Am I Cycled?/high Tap Ph

Foaming in your water is a side effect to my way of thinking. Although many situations can result in foaming, it is not an essential parameter to me. I am a simple person, if you will, I rely on the simple removal of ammonia and nitrites to tell me that my filter is ready for more than simply one or another chemical. Instead I rely on the final result of ammonia and nitrite testing to tell me that my tank chemistry is OK.
 
Agree with OM47, foaming is not a symptom we worry about. Any number of proteins or other organics can be the source of foaming but if it were a common problem that needed to be dealt with I'm sure we would have seen more of it in the hundreds of beginners sessions that come through here each year. Mild foaming, whitish/grayish biofilms, fungus, molds are all things we often see happening in very new tanks, often during the fishless cycle. These things nearly always go away of their own accord and are harmless.

You've stated that you are using an API kit to get your water stats, which is great! From my reading, this still leaves the main concern that you have yet to obtain any simple household ammonia as your ammonia source to feed the bacteria and to simplify understanding of the measurement feedback from the fishless cycling process (organic sources such as fishfood are broken down into ammonia as well but because they take a couple of days to do this, the understanding of what you are seeing in your test readings becomes complicated.) The members here can help with brands of ammonia that work, depending on your location.

As per discussed already in this thread, the add and wait fishless cycling methodology is our method of choice for "qualifying" your biofilter numerically, so that the question of whether your fish will be reasonably safe from gill and nerve damage is answered. A "cloned" or "mature media seeded" new filter treated to a good ammonia source will often "qualify" within less than a couple weeks, if not a single week. The important thing though is to actually do it, to watch it perform "by the numbers."

The way we qualify a filter is to subject it to a 5ppm tank dose of ammonia and verify that both ammonia and nitrite(NO2) have dropped to zero ppm at 12 hours have the dosing and that it can perform this for a week without any mini-spikes or traces of either the nitrite or ammonia showing up at the 12 hour testing time. Although this test is rather rigorous, we've found that it provides reasonable assurance of success after the first stock of fish are added.

~~waterdrop~~ :)
 
As an aside, I dont think anyone said it, but a 7.4 to 7.0 pH change won't harm the fish at all.
 
Agree with OM47, foaming is not a symptom we worry about. Any number of proteins or other organics can be the source of foaming but if it were a common problem that needed to be dealt with I'm sure we would have seen more of it in the hundreds of beginners sessions that come through here each year. Mild foaming, whitish/grayish biofilms, fungus, molds are all things we often see happening in very new tanks, often during the fishless cycle. These things nearly always go away of their own accord and are harmless.

You've stated that you are using an API kit to get your water stats, which is great! From my reading, this still leaves the main concern that you have yet to obtain any simple household ammonia as your ammonia source to feed the bacteria and to simplify understanding of the measurement feedback from the fishless cycling process (organic sources such as fishfood are broken down into ammonia as well but because they take a couple of days to do this, the understanding of what you are seeing in your test readings becomes complicated.) The members here can help with brands of ammonia that work, depending on your location.

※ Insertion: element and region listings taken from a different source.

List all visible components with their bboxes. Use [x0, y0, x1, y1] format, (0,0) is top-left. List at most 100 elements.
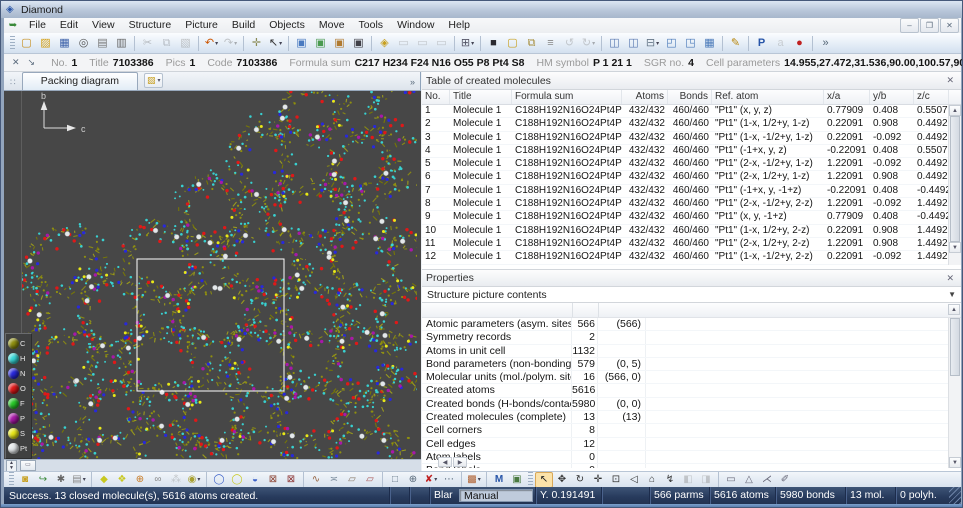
chart-table-button[interactable]: ▦	[700, 34, 719, 53]
top-view-mode-button[interactable]: ⌂	[643, 472, 661, 488]
menu-move[interactable]: Move	[312, 18, 352, 33]
column-header-bonds[interactable]: Bonds	[668, 90, 712, 104]
molecule-row[interactable]: 2Molecule 1C188H192N16O24Pt4P8432/432460…	[422, 118, 961, 131]
frame-list-button[interactable]: ▭	[20, 460, 36, 471]
coordination-sphere-button[interactable]: ◉▾	[185, 472, 203, 488]
build-tools-button[interactable]: ✱	[52, 472, 70, 488]
blackboard-button[interactable]: ■	[484, 34, 503, 53]
property-row[interactable]: Cell edges12	[422, 438, 961, 451]
property-row[interactable]: Cell corners8	[422, 424, 961, 437]
new-picture-tab-button[interactable]: ▨ ▾	[144, 73, 164, 88]
property-row[interactable]: Created molecules (complete)13(13)	[422, 411, 961, 424]
property-row[interactable]: Atom labels0	[422, 451, 961, 464]
pan-button[interactable]: ✛	[247, 34, 266, 53]
property-row[interactable]: Bond parameters (non-bonding contacts, .…	[422, 358, 961, 371]
menu-window[interactable]: Window	[390, 18, 441, 33]
legend-item-n[interactable]: N	[6, 366, 31, 381]
back-view-mode-button[interactable]: ◁	[625, 472, 643, 488]
spin-down-icon[interactable]: ▼	[7, 466, 16, 471]
tab-packing-diagram[interactable]: Packing diagram	[22, 72, 138, 90]
picture-mode-button[interactable]: ▣	[508, 472, 526, 488]
select-pointer-button[interactable]: ↖▾	[266, 34, 285, 53]
menu-view[interactable]: View	[85, 18, 122, 33]
destroy-molecules-button[interactable]: ⊠	[282, 472, 300, 488]
new-document-button[interactable]: ▢	[17, 34, 36, 53]
set-origin-button[interactable]: ⊕	[404, 472, 422, 488]
frame-spinner[interactable]: ▲▼	[6, 460, 17, 472]
menu-file[interactable]: File	[22, 18, 53, 33]
fill-unit-cell-button[interactable]: ◯	[210, 472, 228, 488]
property-row[interactable]: Atomic parameters (asym. sites)566(566)	[422, 318, 961, 331]
legend-item-pt[interactable]: Pt	[6, 441, 31, 456]
legend-item-o[interactable]: O	[6, 381, 31, 396]
add-atoms-button[interactable]: ❖	[113, 472, 131, 488]
molecule-row[interactable]: 12Molecule 1C188H192N16O24Pt4P8432/43246…	[422, 251, 961, 264]
column-header-title[interactable]: Title	[450, 90, 512, 104]
apply-picture-button[interactable]: ◙	[16, 472, 34, 488]
legend-item-p[interactable]: P	[6, 411, 31, 426]
properties-scrollbar[interactable]: ▼	[948, 318, 961, 468]
property-row[interactable]: Molecular units (mol./polym. sites)16(56…	[422, 371, 961, 384]
fill-sphere-button[interactable]: ◯	[228, 472, 246, 488]
color-scheme-button[interactable]: ▩▾	[465, 472, 483, 488]
open-file-icon[interactable]: ➥	[4, 20, 22, 31]
properties-selector[interactable]: Structure picture contents ▼	[422, 287, 961, 303]
chart-powder-button[interactable]: ◳	[681, 34, 700, 53]
column-header-formula-sum[interactable]: Formula sum	[512, 90, 622, 104]
print-button[interactable]: ▥	[112, 34, 131, 53]
rotate-mode-button[interactable]: ↻	[571, 472, 589, 488]
powder-pattern-button[interactable]: P	[752, 34, 771, 53]
add-atom-button[interactable]: ◆	[95, 472, 113, 488]
scroll-left-button[interactable]: ◀	[438, 457, 452, 467]
undo-button[interactable]: ↶▾	[202, 34, 221, 53]
add-bond-button[interactable]: ⊕	[131, 472, 149, 488]
save-button[interactable]: ▦	[55, 34, 74, 53]
scroll-up-button[interactable]: ▲	[948, 304, 960, 315]
scroll-thumb[interactable]	[950, 116, 960, 242]
picture-menu-button[interactable]: ▤▾	[70, 472, 88, 488]
molecule-row[interactable]: 11Molecule 1C188H192N16O24Pt4P8432/43246…	[422, 238, 961, 251]
duplicate-picture-button[interactable]: ⧉	[522, 34, 541, 53]
toolbar-grip-icon[interactable]: ∷	[4, 77, 22, 90]
panel-data-button[interactable]: ◫	[624, 34, 643, 53]
menu-structure[interactable]: Structure	[122, 18, 179, 33]
hydrogen-bonds-button[interactable]: ⋯	[440, 472, 458, 488]
molecules-scrollbar[interactable]: ▲▼	[948, 105, 961, 265]
picture-undo-button[interactable]: ▣	[330, 34, 349, 53]
column-header-z-c[interactable]: z/c	[914, 90, 949, 104]
measure-distance-button[interactable]: ▭	[722, 472, 740, 488]
column-header-y-b[interactable]: y/b	[870, 90, 914, 104]
property-row[interactable]: Created bonds (H-bonds/contacts)5980(0, …	[422, 398, 961, 411]
chart-distances-button[interactable]: ◰	[662, 34, 681, 53]
close-dataset-icon[interactable]: ✕	[8, 57, 24, 68]
column-header-ref-atom[interactable]: Ref. atom	[712, 90, 824, 104]
menu-help[interactable]: Help	[441, 18, 477, 33]
column-header-atoms[interactable]: Atoms	[622, 90, 668, 104]
move-all-mode-button[interactable]: ✥	[553, 472, 571, 488]
molecule-row[interactable]: 4Molecule 1C188H192N16O24Pt4P8432/432460…	[422, 145, 961, 158]
molecule-row[interactable]: 3Molecule 1C188H192N16O24Pt4P8432/432460…	[422, 132, 961, 145]
packing-diagram-canvas[interactable]: bc	[22, 91, 417, 459]
create-bonds-button[interactable]: ∿	[307, 472, 325, 488]
select-mode-button[interactable]: ↖	[535, 472, 553, 488]
property-row[interactable]: Atoms in unit cell1132	[422, 345, 961, 358]
menu-build[interactable]: Build	[225, 18, 262, 33]
print-preview-button[interactable]: ▤	[93, 34, 112, 53]
column-header-no-[interactable]: No.	[422, 90, 450, 104]
picture-props-button[interactable]: ▣	[349, 34, 368, 53]
molecule-row[interactable]: 8Molecule 1C188H192N16O24Pt4P8432/432460…	[422, 198, 961, 211]
molecule-mode-button[interactable]: M	[490, 472, 508, 488]
legend-item-c[interactable]: C	[6, 336, 31, 351]
molecule-row[interactable]: 6Molecule 1C188H192N16O24Pt4P8432/432460…	[422, 171, 961, 184]
resize-grip[interactable]	[949, 487, 961, 504]
dock-arrow-icon[interactable]: ↘	[24, 57, 40, 68]
picture-copy-button[interactable]: ▣	[311, 34, 330, 53]
molecule-row[interactable]: 7Molecule 1C188H192N16O24Pt4P8432/432460…	[422, 185, 961, 198]
broken-molecules-button[interactable]: ⊠	[264, 472, 282, 488]
draw-cell-button[interactable]: □	[386, 472, 404, 488]
legend-item-f[interactable]: F	[6, 396, 31, 411]
picture-window-button[interactable]: ▣	[292, 34, 311, 53]
property-row[interactable]: Bond labels0	[422, 464, 961, 468]
menu-picture[interactable]: Picture	[178, 18, 225, 33]
quick-build-button[interactable]: ✎	[726, 34, 745, 53]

As per discussed already in this thread, the add and wait fishless cycling methodology is our method of choice for "qualifying" your biofilter numerically, so that the question of whether your fish will be reasonably safe from gill and nerve damage is answered. A "cloned" or "mature media seeded" new filter treated to a good ammonia source will often "qualify" within less than a couple weeks, if not a single week. The important thing though is to actually do it, to watch it perform "by the numbers."

The way we qualify a filter is to subject it to a 5ppm tank dose of ammonia and verify that both ammonia and nitrite(NO2) have dropped to zero ppm at 12 hours have the dosing and that it can perform this for a week without any mini-spikes or traces of either the nitrite or ammonia showing up at the 12 hour testing time. Although this test is rather rigorous, we've found that it provides reasonable assurance of success after the first stock of fish are added.

~~waterdrop~~ :)

I got my ammonia and I'll be doing my first spike today. Thanks so much for the help, from everyone! I'm so terribly scared of killing this little fish, who has already survived so much neglect- I really don't mind doing more work if it gives him a better chance. I never knew how attached you can get to a fish!

The other good thing is I found a proper fish store in my area- the Petsmart/Petcos around here are terrible and I wouldn't get anything from their tanks. They're snail infested and every time I go I see dead fish in the water. But the fish store seems to have healthy stock and he was good about showing me easy fish for a newbie.

So glad I found this forum! If I hadn't, I would have trusted the Petsmart guy who told me to just let the new tank run for twenty four hours before throwing the fish in.